The Democratic incumbent defeated Republican challenger Tom Dunlap in Tuesday’s election. According to unofficial results, Tkach gained almost 55 percent of the votes (10,201) compared to nearly 45 percent (or 8,464 votes) for Dunlap, who formerly served the county as sheriff and commissioner for one four-year term each.
“I am humbled by the support and I appreciate everyone in the entire effort,” said Tkach, who celebrated his victory with his wife Dianne, his staff members and their families at The Freight House Pub & Grill in Norwalk. “I contacted a lot of people on this campaign and the message was always positive.”
Tkach has been the auditor since March 5, 2007. He defeated Will Lewis in the 2006 general election, Bob Patusky in the 2010 election and was unapposed in 2014.
“I am very thankful to everyone who supported me and voted for me in this election. I look forward to some great years ahead for Huron County government; in all I do I work for everyone,” Tkach said Tuesday. “As for what is ahead, I only take one election at a time. It always feels good to win.”
Just prior to being elected auditor the first time, Tkach served as the Huron County treasurer from 2002 through March 2007 — a term and a half. He stepped down from the position and was elected auditor, replacing John Emlinger, who retired after serving the county for many years.

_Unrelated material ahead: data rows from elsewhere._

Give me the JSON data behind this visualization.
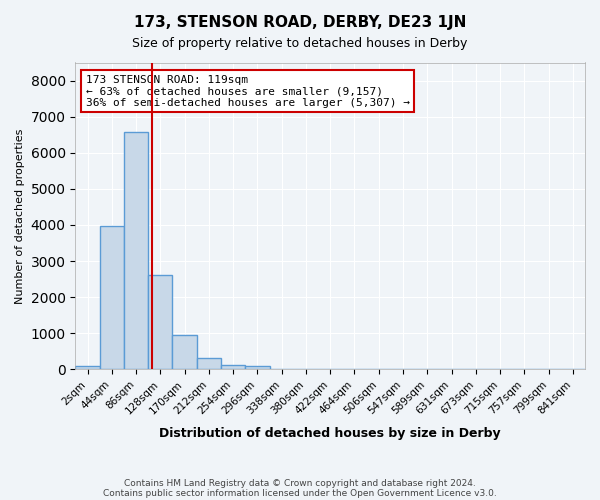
{
  "title": "173, STENSON ROAD, DERBY, DE23 1JN",
  "subtitle": "Size of property relative to detached houses in Derby",
  "xlabel": "Distribution of detached houses by size in Derby",
  "ylabel": "Number of detached properties",
  "bin_labels": [
    "2sqm",
    "44sqm",
    "86sqm",
    "128sqm",
    "170sqm",
    "212sqm",
    "254sqm",
    "296sqm",
    "338sqm",
    "380sqm",
    "422sqm",
    "464sqm",
    "506sqm",
    "547sqm",
    "589sqm",
    "631sqm",
    "673sqm",
    "715sqm",
    "757sqm",
    "799sqm",
    "841sqm"
  ],
  "bin_values": [
    80,
    3960,
    6580,
    2600,
    960,
    300,
    120,
    80,
    0,
    0,
    0,
    0,
    0,
    0,
    0,
    0,
    0,
    0,
    0,
    0,
    0
  ],
  "bar_color": "#c8d8e8",
  "bar_edge_color": "#5b9bd5",
  "bar_linewidth": 1.0,
  "vline_x": 2.67,
  "vline_color": "#cc0000",
  "vline_linewidth": 1.5,
  "annotation_text": "173 STENSON ROAD: 119sqm\n← 63% of detached houses are smaller (9,157)\n36% of semi-detached houses are larger (5,307) →",
  "annotation_box_color": "#ffffff",
  "annotation_box_edge": "#cc0000",
  "ylim": [
    0,
    8500
  ],
  "yticks": [
    0,
    1000,
    2000,
    3000,
    4000,
    5000,
    6000,
    7000,
    8000
  ],
  "bg_color": "#f0f4f8",
  "grid_color": "#ffffff",
  "footer_line1": "Contains HM Land Registry data © Crown copyright and database right 2024.",
  "footer_line2": "Contains public sector information licensed under the Open Government Licence v3.0."
}
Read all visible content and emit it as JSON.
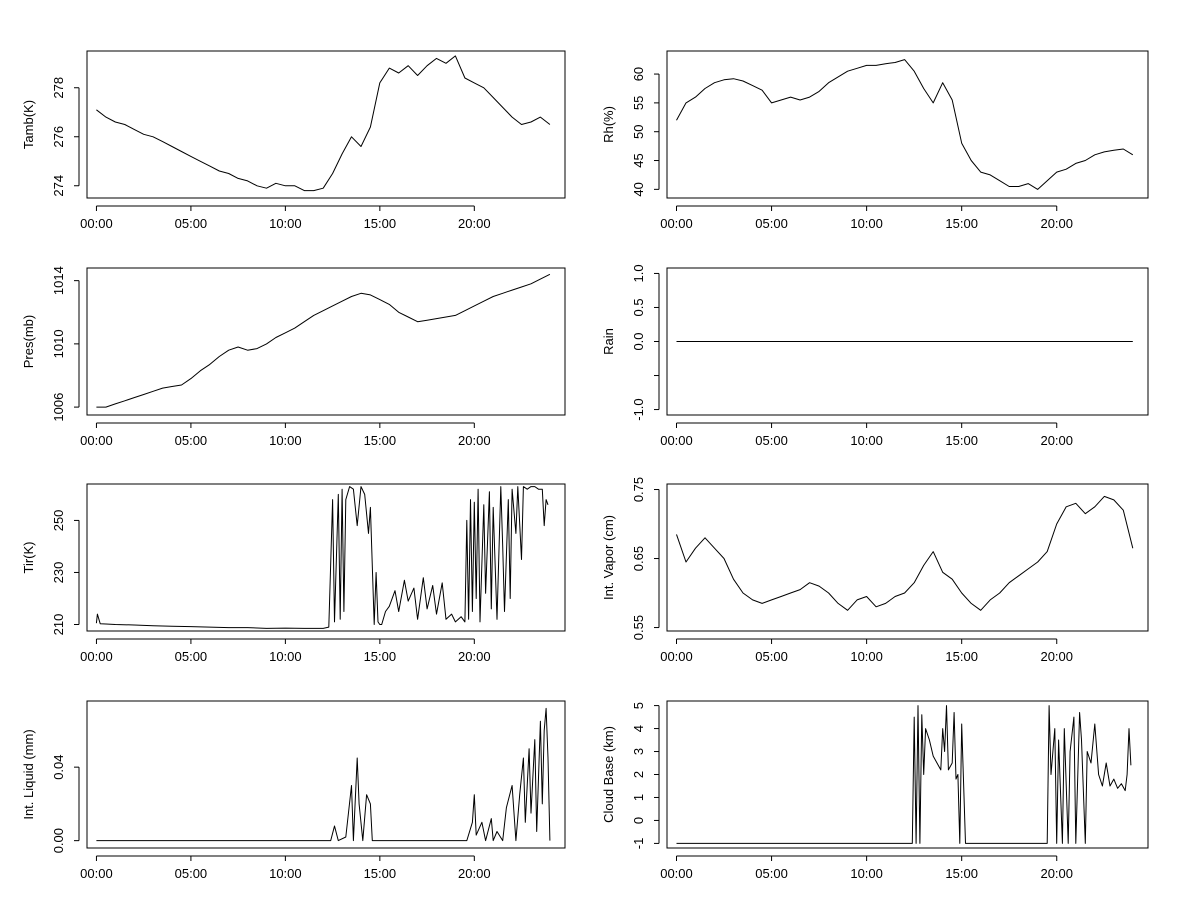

Tkach, a Western Reserve High School graduate, is a Hartland Township resident who has lived in the Norwalk area all his life. He grew up in Wakeman Township.
Reflecting his comments on election night, Tkach said during the campaign his focus as the auditor always has been about serving the public and customer service.
“I work for you,” he said in October.
The job responsibilities of being auditor include value assessment of real estate and being the chief financial officer for the county. The auditor also oversees weights and measures, the revenue side of the county budget and the tax map department, which handles plats and real estate transfers.
“I do a lot more than crunch numbers,” said Tkach, who also envisions the auditor’s job as being the county “paymaster and “bill-payer.”
Dunlap couldn’t be reached for comment Tuesday.